Das Oberverwaltungsgericht Lüneburg hat am 25.11.2021 zum Aktenzeichen 13 KN 132/20, 13 KN 389/20 und 13 KN 62/20 in Normenkontrollverfahren gegen die Niedersächsischen Corona-Verordnungen erstmals mündlich verhandelt und Hauptsacheentscheidungen getroffen.
Aus der Pressemitteilung des OVG Lüneburg Nr. 59/2021 vom 29.11.2021 ergibt sich:
Die Verfahren betrafen die allgemeine Maskenpflicht nach der Niedersächsischen Corona-Verordnung vom 17. April 2020 in der Fassung vom 24. April 2020 (13 KN 132/20 u.a.), die Maskenpflicht in Fitnessstudios außerhalb sportlicher Betätigung nach der Niedersächsischen Corona-Verordnung vom 7. Oktober 2020 in der Fassung vom 22. Oktober 2020 (13 KN 389/20) und Betriebsschließungen und -beschränkungen von Autowaschanlagen nach den Niedersächsischen Corona-Verordnungen vom 2. April 2020, vom 7. April 2020 in der Fassung vom 9. April 2020 und vom 17. April 2020 in der Fassung vom 24. April 2020 (13 KN 62/20). Die Normenkontrollverfahren sind von verschiedenen Antragstellern während der Geltungsdauer dieser Niedersächsischen Corona-Verordnungen anhängig gemacht und nach deren Außerkrafttreten mit Feststellungsanträgen fortgeführt worden.
In allen Verfahren hat der 13. Senat seine in den Normenkontrolleilverfahren gewonnene Auffassung bestätigt, dass die Niedersächsischen Corona-Verordnungen bisher auf einer tauglichen Rechtsgrundlage beruhten, formell rechtmäßig sind und hinsichtlich deren materieller Rechtmäßigkeit im Hinblick auf das „Ob“ eines staatlichen Handelns keine durchgreifenden Bedenken bestehen. Die Notwendigkeit der einzelnen verordneten Infektionsschutzmaßnahmen hat der Senat aber differenziert bewertet. Dabei hat er für die Beurteilung der Notwendigkeit der Infektionsschutzmaßnahmen allein die Sach- und Kenntnislage der die Maßnahmen anordnenden zuständigen Infektionsschutzbehörde im Zeitpunkt ihres Handelns für maßgeblich erachtet (sog. ex-ante-Sicht).

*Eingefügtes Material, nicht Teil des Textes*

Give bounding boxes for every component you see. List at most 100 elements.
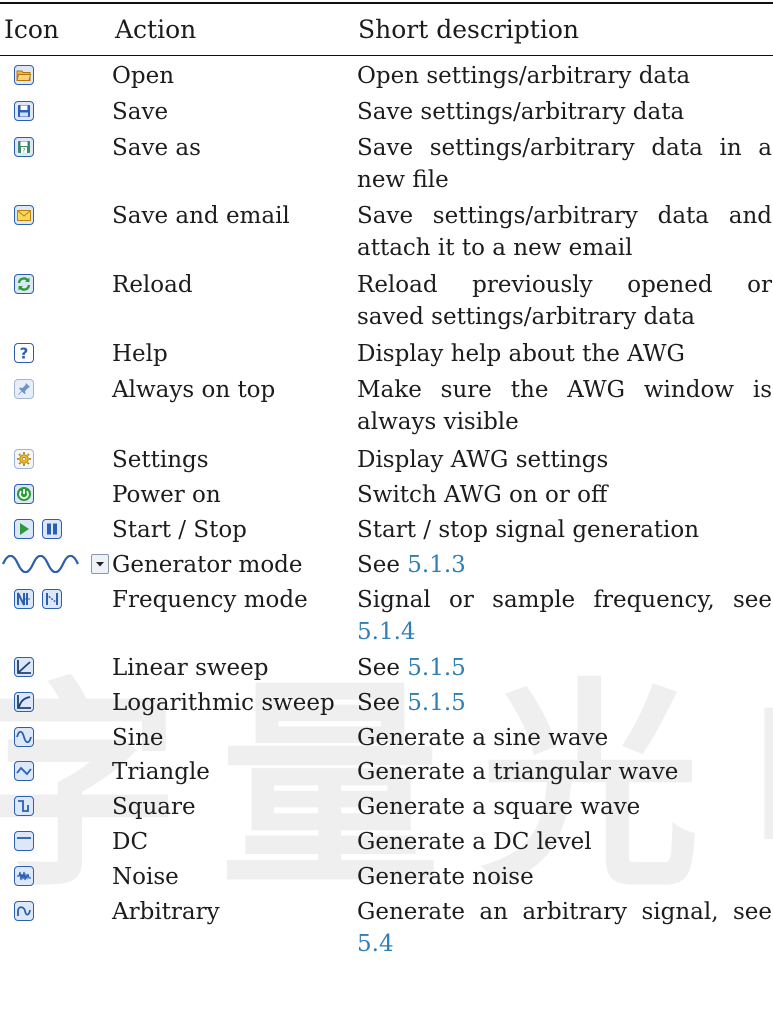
description-line: Make sure the AWG window is xyxy=(357,377,772,403)
action-label: Save as xyxy=(112,135,201,161)
description-line: Signal or sample frequency, see xyxy=(357,587,772,613)
description-line: saved settings/arbitrary data xyxy=(357,303,695,330)
description-line: always visible xyxy=(357,408,519,435)
email-envelope-icon[interactable] xyxy=(14,204,34,226)
description: Switch AWG on or off xyxy=(357,480,772,512)
action-label: Arbitrary xyxy=(112,899,220,925)
table-header-rule xyxy=(0,55,773,56)
description: Start / stop signal generation xyxy=(357,515,772,547)
action-label: Start / Stop xyxy=(112,517,247,543)
description: Signal or sample frequency, see 5.1.4 xyxy=(357,585,772,648)
action-label: Linear sweep xyxy=(112,655,269,681)
document-page: 字量光电 Icon Action Short description Open … xyxy=(0,0,773,1019)
action-label: Settings xyxy=(112,447,209,473)
folder-open-icon[interactable] xyxy=(14,64,34,86)
description-line: Display AWG settings xyxy=(357,447,609,473)
description-line: See xyxy=(357,655,408,681)
table-top-rule xyxy=(0,2,773,4)
description-line: Generate a triangular wave xyxy=(357,759,679,785)
description: Open settings/arbitrary data xyxy=(357,61,772,93)
description: Reload previously opened or saved settin… xyxy=(357,270,772,333)
svg-text:?: ? xyxy=(20,345,29,361)
action-label: Generator mode xyxy=(112,552,303,578)
description-line: Switch AWG on or off xyxy=(357,482,608,508)
description: Save settings/arbitrary data and attach … xyxy=(357,201,772,264)
power-icon[interactable] xyxy=(14,483,34,505)
description: Make sure the AWG window is always visib… xyxy=(357,375,772,438)
action-label: Save and email xyxy=(112,203,290,229)
action-label: Help xyxy=(112,341,168,367)
description-line: Generate noise xyxy=(357,864,534,890)
pause-icon[interactable] xyxy=(42,519,62,539)
description-line: Reload previously opened or xyxy=(357,272,772,298)
description: See 5.1.3 xyxy=(357,550,772,582)
description-line: Open settings/arbitrary data xyxy=(357,63,691,89)
description-line: new file xyxy=(357,166,449,193)
header-icon: Icon xyxy=(4,15,60,44)
generator-mode-dropdown-icon[interactable] xyxy=(2,553,109,575)
description-line: Generate a sine wave xyxy=(357,725,609,751)
gear-settings-icon[interactable] xyxy=(14,448,34,470)
description-line: Display help about the AWG xyxy=(357,341,685,367)
linear-sweep-icon[interactable] xyxy=(14,656,34,678)
chevron-down-icon[interactable] xyxy=(91,554,109,574)
dc-level-icon[interactable] xyxy=(14,830,34,852)
description: Save settings/arbitrary data xyxy=(357,97,772,129)
save-as-disk-icon[interactable]: ? xyxy=(14,136,34,158)
log-sweep-icon[interactable] xyxy=(14,691,34,713)
section-link[interactable]: 5.1.5 xyxy=(407,690,466,716)
triangle-wave-icon[interactable] xyxy=(14,760,34,782)
action-label: Save xyxy=(112,99,169,125)
description-line: Save settings/arbitrary data and xyxy=(357,203,772,229)
section-link[interactable]: 5.1.4 xyxy=(357,617,772,649)
svg-text:?: ? xyxy=(22,147,25,154)
description: Generate an arbitrary signal, see 5.4 xyxy=(357,897,772,960)
description: Generate a triangular wave xyxy=(357,757,772,789)
description-line: Start / stop signal generation xyxy=(357,517,700,543)
description-line: See xyxy=(357,552,408,578)
action-label: Frequency mode xyxy=(112,587,308,613)
reload-arrows-icon[interactable] xyxy=(14,273,34,295)
description-line: attach it to a new email xyxy=(357,234,633,261)
signal-frequency-icon[interactable] xyxy=(14,589,34,609)
description: See 5.1.5 xyxy=(357,688,772,720)
section-link[interactable]: 5.4 xyxy=(357,929,772,961)
noise-icon[interactable] xyxy=(14,865,34,887)
square-wave-icon[interactable] xyxy=(14,795,34,817)
description-line: Generate an arbitrary signal, see xyxy=(357,899,772,925)
description-line: Save settings/arbitrary data xyxy=(357,99,685,125)
play-pause-icon[interactable] xyxy=(14,518,62,540)
description-line: Generate a DC level xyxy=(357,829,592,855)
action-label: Open xyxy=(112,63,175,89)
frequency-mode-icon[interactable] xyxy=(14,588,62,610)
description: Display AWG settings xyxy=(357,445,772,477)
section-link[interactable]: 5.1.5 xyxy=(407,655,466,681)
help-question-icon[interactable]: ? xyxy=(14,342,34,364)
arbitrary-wave-icon[interactable] xyxy=(14,900,34,922)
description: See 5.1.5 xyxy=(357,653,772,685)
action-label: Square xyxy=(112,794,196,820)
action-label: Logarithmic sweep xyxy=(112,690,335,716)
header-description: Short description xyxy=(358,15,579,44)
description: Generate a DC level xyxy=(357,827,772,859)
section-link[interactable]: 5.1.3 xyxy=(407,552,466,578)
description: Generate noise xyxy=(357,862,772,894)
description-line: Generate a square wave xyxy=(357,794,641,820)
description: Display help about the AWG xyxy=(357,339,772,371)
description: Generate a sine wave xyxy=(357,723,772,755)
action-label: Triangle xyxy=(112,759,210,785)
action-label: Noise xyxy=(112,864,179,890)
header-action: Action xyxy=(115,15,197,44)
description: Generate a square wave xyxy=(357,792,772,824)
save-disk-icon[interactable] xyxy=(14,100,34,122)
action-label: Sine xyxy=(112,725,164,751)
description-line: See xyxy=(357,690,408,716)
action-label: Power on xyxy=(112,482,221,508)
description-line: Save settings/arbitrary data in a xyxy=(357,135,772,161)
pin-always-on-top-icon[interactable] xyxy=(14,378,34,400)
play-icon[interactable] xyxy=(14,519,34,539)
action-label: Always on top xyxy=(112,377,276,403)
sine-waveform-icon xyxy=(2,555,80,573)
sine-wave-icon[interactable] xyxy=(14,726,34,748)
sample-frequency-icon[interactable] xyxy=(42,589,62,609)
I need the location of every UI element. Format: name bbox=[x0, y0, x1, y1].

In den Verfahren 13 KN 132/20 u.a. hat der Senat die allgemeine Maskenpflicht nach der Niedersächsischen Corona-Verordnung vom 17. April 2020 in der Fassung vom 24. April 2020 als notwendige Infektionsschutzmaßnahme anerkannt und die Normenkontrollanträge abgelehnt. Selbst den seiner Zeit nur geforderten „textilen Barrieren“, darunter „Schals, Tücher, Buffs“, habe eine filternde Wirkung auf die Ausatemluft zukommen können, indem sie in dieser vorhandene Tröpfchen und Partikel teilweise zurückhielten oder jedenfalls deren Austrittsgeschwindigkeit und damit den Ausbreitungsradius verringerten.
Abhängig vom jeweiligen individuellen Wirkungsgrad der verwendeten Maske und der Zahl der Personen, die eine solche trügen, habe die Maskenpflicht daher als eine Maßnahme angesehen werden können, die den Schutz Fremder vor einer Infektion verbessert habe. Mildere, aber gleich geeignete Maßnahmen seien seiner Zeit nicht verfügbar gewesen.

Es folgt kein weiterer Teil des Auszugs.